Question about the future of Xorg
Carsten Haitzler
raster at rasterman.com
Fri Jun 13 23:33:54 UTC 2025
On Fri, 13 Jun 2025 17:37:59 -0400 (EDT) Vladimir Dergachev
<volodya at mindspring.com> said:
>
>
> On Fri, 13 Jun 2025, Carsten Haitzler wrote:
>
> > On Fri, 13 Jun 2025 11:41:54 -0400 (EDT) Vladimir Dergachev
> > <volodya at mindspring.com> said:
> >
> >>
> >> I am using KDE right now, and the kwin compositor has 3 choices for "keep
> >> window thumbnails": "Never", "Only for shown windows" and "Always". And,
> >> of course, I can switch compositor off with Alt-Shift-F12.
> >
> > this is in x11?
>
> Yes. Probably old - I am keeping it on Ubuntu 20.04 until the search
> results get published, this way I have the same compiler and tools I
> started the search with. My other computers use newer software.
>
> >
> >> I tried setting "Always" and the system bogs down completely. So I usually
> >> have it with "Only for shown windows". Once every few weeks I am doing
> >> something particularly demanding of it and I just switch the compositor
> >> off.
> >
> > wth do you run and do to be that bad. i have NEVER seen anything like
> > this... not on my laptops with integrated gpu's... not on my desktop with
> > discrete...
>
> This is a Dell, it has an integrated Intel GPU and and NVidia one. I
> usually don't use NVidia GPU - too much heat and no visible benefit.
>
> The NVidia chip is Geforce MX 130, 2 GB RAM.
what intel chip/gpu?
> > maybe it's a kde problem/thing? like i can have 50+ windows with zero issue.
>
> If you have a fresh reboot it is fine, but if you keep it running for
> months it gradually gets slower.
>
> I found that restarting kwin and restarting plasmashell helps, and also
> occasionally I kill firefox and restart it. The latter is a nuisance,
> because while it does try to restore windows and tabs it does not restore
> all of them.
this smells of some kind of leak? where? ... dunnos.
> Btw, if you have the same problem there is a setting in about:config
> that lets you increase timeout for reaching website.

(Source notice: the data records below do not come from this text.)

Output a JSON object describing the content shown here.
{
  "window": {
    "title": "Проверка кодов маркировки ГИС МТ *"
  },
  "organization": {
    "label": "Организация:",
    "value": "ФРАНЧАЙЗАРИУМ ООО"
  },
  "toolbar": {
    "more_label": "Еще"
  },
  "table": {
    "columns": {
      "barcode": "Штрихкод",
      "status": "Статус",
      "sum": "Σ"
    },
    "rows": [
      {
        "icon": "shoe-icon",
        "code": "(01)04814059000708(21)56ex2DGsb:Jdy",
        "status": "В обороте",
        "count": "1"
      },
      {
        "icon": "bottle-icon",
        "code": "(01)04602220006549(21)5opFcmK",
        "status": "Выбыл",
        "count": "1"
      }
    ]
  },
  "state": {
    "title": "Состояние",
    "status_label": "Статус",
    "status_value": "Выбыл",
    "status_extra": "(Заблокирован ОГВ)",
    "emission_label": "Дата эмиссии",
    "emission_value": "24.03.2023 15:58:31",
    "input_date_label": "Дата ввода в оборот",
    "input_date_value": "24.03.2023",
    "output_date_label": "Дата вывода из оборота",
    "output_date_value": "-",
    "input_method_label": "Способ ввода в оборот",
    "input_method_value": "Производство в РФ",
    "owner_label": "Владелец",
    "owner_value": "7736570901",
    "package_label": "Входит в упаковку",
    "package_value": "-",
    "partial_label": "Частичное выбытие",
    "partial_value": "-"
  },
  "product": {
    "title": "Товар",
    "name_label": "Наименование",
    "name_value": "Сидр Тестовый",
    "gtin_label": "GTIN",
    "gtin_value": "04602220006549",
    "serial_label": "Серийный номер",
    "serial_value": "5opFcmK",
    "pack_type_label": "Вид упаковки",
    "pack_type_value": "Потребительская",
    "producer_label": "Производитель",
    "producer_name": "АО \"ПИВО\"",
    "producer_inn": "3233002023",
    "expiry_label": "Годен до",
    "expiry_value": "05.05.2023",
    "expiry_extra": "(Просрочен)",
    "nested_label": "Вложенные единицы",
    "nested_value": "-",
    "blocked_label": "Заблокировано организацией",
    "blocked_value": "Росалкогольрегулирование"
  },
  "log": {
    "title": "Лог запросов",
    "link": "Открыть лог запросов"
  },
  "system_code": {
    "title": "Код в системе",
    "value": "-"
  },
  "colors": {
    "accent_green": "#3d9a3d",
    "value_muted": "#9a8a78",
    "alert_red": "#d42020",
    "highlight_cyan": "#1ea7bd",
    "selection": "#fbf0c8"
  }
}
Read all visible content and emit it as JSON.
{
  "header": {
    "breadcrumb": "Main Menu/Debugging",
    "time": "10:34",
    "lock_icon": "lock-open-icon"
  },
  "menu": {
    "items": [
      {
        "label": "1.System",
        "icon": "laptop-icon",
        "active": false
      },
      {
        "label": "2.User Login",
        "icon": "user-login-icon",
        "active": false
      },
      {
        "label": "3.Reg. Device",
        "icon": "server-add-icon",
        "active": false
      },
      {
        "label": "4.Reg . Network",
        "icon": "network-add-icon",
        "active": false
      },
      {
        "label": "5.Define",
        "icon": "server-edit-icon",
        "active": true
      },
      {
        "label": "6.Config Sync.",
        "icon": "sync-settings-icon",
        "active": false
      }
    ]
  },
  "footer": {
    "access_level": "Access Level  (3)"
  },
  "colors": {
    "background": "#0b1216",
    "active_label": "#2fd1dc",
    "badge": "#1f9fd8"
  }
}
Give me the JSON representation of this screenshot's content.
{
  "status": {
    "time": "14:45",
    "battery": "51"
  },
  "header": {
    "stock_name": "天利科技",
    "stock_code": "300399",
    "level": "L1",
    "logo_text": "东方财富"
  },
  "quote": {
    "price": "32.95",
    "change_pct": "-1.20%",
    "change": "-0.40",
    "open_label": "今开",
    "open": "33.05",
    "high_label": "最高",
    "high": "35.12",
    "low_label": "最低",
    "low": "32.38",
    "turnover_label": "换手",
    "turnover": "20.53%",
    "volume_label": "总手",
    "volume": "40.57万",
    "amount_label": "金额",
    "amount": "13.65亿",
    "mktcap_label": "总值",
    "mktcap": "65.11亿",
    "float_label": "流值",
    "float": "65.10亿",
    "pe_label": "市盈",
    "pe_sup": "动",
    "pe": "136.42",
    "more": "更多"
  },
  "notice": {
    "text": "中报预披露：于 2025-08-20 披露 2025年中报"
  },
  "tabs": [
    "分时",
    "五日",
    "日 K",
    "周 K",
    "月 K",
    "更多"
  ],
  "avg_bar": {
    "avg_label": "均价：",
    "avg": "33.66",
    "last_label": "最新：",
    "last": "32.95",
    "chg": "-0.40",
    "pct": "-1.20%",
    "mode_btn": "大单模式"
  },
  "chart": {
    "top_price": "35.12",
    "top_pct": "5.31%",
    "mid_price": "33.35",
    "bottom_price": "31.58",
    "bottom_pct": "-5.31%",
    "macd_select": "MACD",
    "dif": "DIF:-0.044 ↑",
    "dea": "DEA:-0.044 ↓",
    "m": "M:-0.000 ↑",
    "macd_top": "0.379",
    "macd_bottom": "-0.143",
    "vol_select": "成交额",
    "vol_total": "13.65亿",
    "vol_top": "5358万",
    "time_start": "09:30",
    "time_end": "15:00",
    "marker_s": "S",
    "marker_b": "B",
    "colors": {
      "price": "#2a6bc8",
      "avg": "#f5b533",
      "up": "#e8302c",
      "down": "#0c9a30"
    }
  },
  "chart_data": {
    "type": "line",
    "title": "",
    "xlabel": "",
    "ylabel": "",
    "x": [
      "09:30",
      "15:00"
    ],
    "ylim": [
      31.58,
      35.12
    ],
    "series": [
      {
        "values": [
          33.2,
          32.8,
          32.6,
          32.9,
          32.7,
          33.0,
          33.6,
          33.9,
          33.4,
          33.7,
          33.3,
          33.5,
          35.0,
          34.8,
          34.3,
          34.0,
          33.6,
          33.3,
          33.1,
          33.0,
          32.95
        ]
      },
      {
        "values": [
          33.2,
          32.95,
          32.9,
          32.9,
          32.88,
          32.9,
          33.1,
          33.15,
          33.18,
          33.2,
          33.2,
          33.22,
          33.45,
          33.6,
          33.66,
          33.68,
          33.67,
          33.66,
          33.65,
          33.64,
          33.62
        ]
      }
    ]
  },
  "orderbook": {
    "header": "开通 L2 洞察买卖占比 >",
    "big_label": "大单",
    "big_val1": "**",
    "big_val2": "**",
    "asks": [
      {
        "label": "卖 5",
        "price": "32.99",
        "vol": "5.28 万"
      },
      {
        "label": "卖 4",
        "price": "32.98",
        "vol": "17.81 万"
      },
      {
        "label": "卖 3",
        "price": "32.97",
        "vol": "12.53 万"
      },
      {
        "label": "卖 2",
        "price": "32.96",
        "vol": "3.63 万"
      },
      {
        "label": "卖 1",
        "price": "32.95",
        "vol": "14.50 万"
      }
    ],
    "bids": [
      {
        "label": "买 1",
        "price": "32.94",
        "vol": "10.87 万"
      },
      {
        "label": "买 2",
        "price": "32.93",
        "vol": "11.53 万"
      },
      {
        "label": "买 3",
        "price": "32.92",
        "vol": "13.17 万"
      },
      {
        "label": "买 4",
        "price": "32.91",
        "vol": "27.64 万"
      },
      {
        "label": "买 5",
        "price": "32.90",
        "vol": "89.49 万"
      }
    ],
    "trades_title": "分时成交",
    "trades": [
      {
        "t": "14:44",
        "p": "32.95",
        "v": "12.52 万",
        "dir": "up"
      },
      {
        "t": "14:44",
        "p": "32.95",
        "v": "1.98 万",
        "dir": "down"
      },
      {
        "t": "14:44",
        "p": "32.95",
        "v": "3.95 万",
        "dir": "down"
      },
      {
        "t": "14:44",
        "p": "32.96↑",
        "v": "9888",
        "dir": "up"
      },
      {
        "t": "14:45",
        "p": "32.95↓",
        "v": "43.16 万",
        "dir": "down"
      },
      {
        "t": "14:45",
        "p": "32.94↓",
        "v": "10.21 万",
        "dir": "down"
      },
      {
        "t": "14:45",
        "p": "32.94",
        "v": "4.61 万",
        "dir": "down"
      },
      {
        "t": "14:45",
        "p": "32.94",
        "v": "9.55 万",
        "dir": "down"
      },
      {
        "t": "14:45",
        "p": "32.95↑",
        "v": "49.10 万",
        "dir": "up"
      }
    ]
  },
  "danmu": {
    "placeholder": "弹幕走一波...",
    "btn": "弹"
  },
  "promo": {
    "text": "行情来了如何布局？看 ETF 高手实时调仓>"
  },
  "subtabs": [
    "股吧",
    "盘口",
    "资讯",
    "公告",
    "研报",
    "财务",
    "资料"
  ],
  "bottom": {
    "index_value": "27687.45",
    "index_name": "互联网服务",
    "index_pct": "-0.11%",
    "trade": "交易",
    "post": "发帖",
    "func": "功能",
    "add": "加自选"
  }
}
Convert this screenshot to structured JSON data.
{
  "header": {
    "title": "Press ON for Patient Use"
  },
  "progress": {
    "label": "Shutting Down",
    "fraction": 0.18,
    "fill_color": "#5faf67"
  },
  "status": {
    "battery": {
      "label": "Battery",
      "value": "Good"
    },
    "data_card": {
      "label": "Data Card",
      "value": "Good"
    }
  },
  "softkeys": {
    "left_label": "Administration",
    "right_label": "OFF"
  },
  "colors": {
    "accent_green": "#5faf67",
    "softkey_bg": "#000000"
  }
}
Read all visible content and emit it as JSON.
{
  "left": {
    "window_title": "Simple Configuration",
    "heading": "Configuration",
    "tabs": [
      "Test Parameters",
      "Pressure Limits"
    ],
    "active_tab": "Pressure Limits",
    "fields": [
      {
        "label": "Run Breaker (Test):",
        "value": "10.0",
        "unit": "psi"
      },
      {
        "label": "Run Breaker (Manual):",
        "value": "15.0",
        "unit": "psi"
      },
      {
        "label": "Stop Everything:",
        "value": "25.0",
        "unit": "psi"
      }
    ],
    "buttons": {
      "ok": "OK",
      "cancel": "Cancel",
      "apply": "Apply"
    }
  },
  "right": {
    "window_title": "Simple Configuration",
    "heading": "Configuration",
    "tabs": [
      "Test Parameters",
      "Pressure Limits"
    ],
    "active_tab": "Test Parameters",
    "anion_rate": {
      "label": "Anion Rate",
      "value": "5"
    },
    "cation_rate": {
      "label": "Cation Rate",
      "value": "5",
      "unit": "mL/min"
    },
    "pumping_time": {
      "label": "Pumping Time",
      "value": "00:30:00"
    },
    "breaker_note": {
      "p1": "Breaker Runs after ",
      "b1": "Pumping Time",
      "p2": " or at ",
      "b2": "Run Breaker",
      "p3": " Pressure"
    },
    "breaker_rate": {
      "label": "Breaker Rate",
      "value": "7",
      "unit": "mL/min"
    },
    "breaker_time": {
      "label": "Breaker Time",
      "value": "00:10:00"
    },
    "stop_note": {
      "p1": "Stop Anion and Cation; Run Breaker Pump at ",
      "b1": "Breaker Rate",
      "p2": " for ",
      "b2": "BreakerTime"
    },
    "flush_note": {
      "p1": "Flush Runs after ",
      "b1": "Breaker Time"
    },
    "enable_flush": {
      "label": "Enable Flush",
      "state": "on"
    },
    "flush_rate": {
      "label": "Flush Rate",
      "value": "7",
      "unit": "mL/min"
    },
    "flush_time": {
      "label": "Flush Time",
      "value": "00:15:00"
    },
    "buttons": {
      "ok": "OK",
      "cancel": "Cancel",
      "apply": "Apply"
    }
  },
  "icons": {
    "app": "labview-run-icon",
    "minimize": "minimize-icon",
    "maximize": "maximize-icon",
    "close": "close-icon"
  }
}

When you restart
> firefox and it tries to open 300 windows with 10-15 tabs each, the urls
> will timeout too early in default configuration. Change that setting fixes
> it (mostly).
i never restore tabs... when i close my browser.. i'm done. :)
> > currently have 27 and nothing is bothered at all. admittedly that's windows
> > spread across multiple virtual desktops... but i know i do NOT make any
> > effort to "undirect" windows to remove buffers for windows on other
> > desktops. i do know that they are completely nuked from the compositing
> > scene graph and get no render or even context change effort as the scene
> > graph skips them... but the buffers exist and use video ram. in today's
> > world that is not that much... unless you really e beginning to run very
> > low on video ram or "regular ram" for integrated gpu's - i don't see why
> > this matters?
>
> What's your screen resolution? Mine is 3840x2160, so a single full screen
> buffer should be 33MB. A few hundred buffers and you would be out of RAM
> on discrete GPU (and way earlier on my NVidia chip).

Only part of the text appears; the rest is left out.